|Policy status:||In Force|
|Policy Type:||Voluntary Approaches>Negotiated Agreements (Public-private sector), Economic Instruments>Fiscal/financial incentives, Research, Development and Deployment (RD&D), Economic Instruments>Fiscal/financial incentives>Grants and subsidies|
|Policy Target:||Multiple RE Sources>All|
|Policy Sector:||Multi-sectoral Policy|
|Agency:||Sustainable Development Technology Canada|
|Funding:||SD Tech Fund: CAD 590 million; NextGen Biofuels Fund (NGBF): CAD 500 million; TOTAL CAD 1.09 billion|
The Government of Canada announced in 1999 the provision of CAD 100 million to establish a Sustainable Development Technology Fund to be administered by a third-party foundation. The Fund would stimulate the development and demonstration of environmental technologies, particularly those aimed at reducing greenhouse gas emissions and improving air quality. Funding would be available to the private sector, research centres and other institutes, up to a maximum of 33% of a projects costs, within total government funding capped at 75% of each projects costs. At the Funds launch, partnering organizations and private firms were expected to provide a further CN$200 million in leveraged funding.

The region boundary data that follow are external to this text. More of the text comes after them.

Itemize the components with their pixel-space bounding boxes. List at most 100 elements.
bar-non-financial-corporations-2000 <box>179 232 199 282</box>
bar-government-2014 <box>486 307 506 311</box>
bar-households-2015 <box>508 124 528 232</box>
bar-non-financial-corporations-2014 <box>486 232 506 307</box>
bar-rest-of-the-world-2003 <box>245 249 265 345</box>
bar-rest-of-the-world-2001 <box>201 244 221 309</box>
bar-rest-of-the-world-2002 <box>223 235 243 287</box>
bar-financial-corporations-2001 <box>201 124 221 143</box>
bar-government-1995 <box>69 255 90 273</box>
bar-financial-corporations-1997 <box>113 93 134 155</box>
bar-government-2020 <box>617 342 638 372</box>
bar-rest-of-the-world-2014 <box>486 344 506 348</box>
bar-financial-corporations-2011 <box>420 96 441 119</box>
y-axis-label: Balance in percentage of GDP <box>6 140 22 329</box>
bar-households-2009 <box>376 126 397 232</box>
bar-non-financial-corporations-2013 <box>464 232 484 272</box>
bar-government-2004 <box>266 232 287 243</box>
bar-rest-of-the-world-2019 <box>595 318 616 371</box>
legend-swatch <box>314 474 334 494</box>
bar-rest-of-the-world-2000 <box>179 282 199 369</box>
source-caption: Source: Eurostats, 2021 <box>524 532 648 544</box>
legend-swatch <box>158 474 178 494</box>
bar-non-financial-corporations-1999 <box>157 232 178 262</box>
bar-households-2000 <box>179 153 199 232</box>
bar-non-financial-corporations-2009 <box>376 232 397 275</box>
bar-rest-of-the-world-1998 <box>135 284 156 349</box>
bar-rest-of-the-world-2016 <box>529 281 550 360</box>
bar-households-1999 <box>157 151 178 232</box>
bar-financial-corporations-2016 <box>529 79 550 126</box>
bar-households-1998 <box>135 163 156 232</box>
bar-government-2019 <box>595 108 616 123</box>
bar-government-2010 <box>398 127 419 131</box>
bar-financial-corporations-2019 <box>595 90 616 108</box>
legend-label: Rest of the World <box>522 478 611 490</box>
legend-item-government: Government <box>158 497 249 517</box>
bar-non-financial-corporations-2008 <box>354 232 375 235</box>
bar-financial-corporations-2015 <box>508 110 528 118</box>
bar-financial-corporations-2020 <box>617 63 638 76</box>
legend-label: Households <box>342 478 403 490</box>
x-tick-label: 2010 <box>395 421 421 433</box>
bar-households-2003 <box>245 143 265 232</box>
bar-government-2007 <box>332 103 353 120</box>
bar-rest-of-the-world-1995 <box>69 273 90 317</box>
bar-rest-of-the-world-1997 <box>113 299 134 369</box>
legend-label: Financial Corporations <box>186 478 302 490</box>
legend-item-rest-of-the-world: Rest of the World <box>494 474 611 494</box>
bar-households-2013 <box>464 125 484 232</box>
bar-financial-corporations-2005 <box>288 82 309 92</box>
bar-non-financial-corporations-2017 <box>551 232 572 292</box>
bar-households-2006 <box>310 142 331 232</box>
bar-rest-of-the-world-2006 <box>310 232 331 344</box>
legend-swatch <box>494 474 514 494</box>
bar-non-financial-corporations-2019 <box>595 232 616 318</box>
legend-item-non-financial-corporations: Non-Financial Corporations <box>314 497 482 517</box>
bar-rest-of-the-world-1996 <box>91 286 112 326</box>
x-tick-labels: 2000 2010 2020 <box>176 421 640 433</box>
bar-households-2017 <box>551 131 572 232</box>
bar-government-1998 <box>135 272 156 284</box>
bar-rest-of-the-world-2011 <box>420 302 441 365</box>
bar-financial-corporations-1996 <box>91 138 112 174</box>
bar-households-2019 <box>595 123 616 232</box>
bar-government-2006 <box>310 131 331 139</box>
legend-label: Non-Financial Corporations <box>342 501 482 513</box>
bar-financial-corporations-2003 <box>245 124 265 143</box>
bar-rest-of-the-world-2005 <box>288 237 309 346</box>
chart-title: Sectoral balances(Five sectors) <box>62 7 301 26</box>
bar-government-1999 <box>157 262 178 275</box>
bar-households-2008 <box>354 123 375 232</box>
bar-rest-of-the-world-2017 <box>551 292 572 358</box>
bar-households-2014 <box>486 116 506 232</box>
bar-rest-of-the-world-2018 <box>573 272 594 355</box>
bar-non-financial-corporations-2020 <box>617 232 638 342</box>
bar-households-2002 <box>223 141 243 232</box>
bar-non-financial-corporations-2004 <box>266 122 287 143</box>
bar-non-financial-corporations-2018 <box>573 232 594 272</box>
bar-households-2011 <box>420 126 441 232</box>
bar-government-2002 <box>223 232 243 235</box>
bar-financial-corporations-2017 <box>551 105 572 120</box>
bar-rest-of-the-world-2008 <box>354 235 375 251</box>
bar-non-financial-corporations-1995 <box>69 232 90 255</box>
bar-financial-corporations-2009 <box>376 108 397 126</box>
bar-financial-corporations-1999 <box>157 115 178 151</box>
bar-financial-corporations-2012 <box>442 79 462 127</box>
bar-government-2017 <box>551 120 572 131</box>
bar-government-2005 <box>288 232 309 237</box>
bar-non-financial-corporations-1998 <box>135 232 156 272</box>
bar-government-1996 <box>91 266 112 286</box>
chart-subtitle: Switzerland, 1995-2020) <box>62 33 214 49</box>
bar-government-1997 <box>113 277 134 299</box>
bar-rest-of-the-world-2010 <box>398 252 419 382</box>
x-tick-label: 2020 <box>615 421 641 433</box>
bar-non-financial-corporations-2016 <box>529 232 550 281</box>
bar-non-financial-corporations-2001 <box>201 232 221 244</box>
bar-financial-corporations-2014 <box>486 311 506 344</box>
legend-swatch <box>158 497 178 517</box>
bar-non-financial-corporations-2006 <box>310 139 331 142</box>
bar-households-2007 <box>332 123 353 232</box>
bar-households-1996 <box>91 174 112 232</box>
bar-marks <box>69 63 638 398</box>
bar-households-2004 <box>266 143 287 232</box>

Between April 2002 and October 2006, SDTC completed seven funding rounds, committed CAD 169 million to 75 clean technology projects, and leveraged CAD 446 million from project consortia members, for a total portfolio value of CAD 615 million. On 12 August, 2003, the Government of Canada announced the investment of CAD 250 million from Budget 2003 to Sustainable Development Technology Canada, to strengthen the Governments support for the development and demonstration of technology related to climate change and clean air. In January 2006, Sustainable Development Technology Canada (SDTC) pledged CAD 42.5 million in new funding for clean technology projects. The funding, approved by SDTCs Board of Directors, would support the development and demonstration of new clean technologies and fast-track their progress toward commercial viability. Projects included industrial process efficiency and recycling of waste as energy. The 2007 federal budget announced an additional CAD 500 million for SDTC, applied to commercial-scale biofuels projects. A not-for-profit corporation, SDTC aims to bring clean technologies from research to market: helping clean technology developers move through the development and demonstration phases, in preparation for commercialization. SDTC applies a stringent due diligence process when selecting technologies to support and requires every applicant to involve a consortia of partners in their project.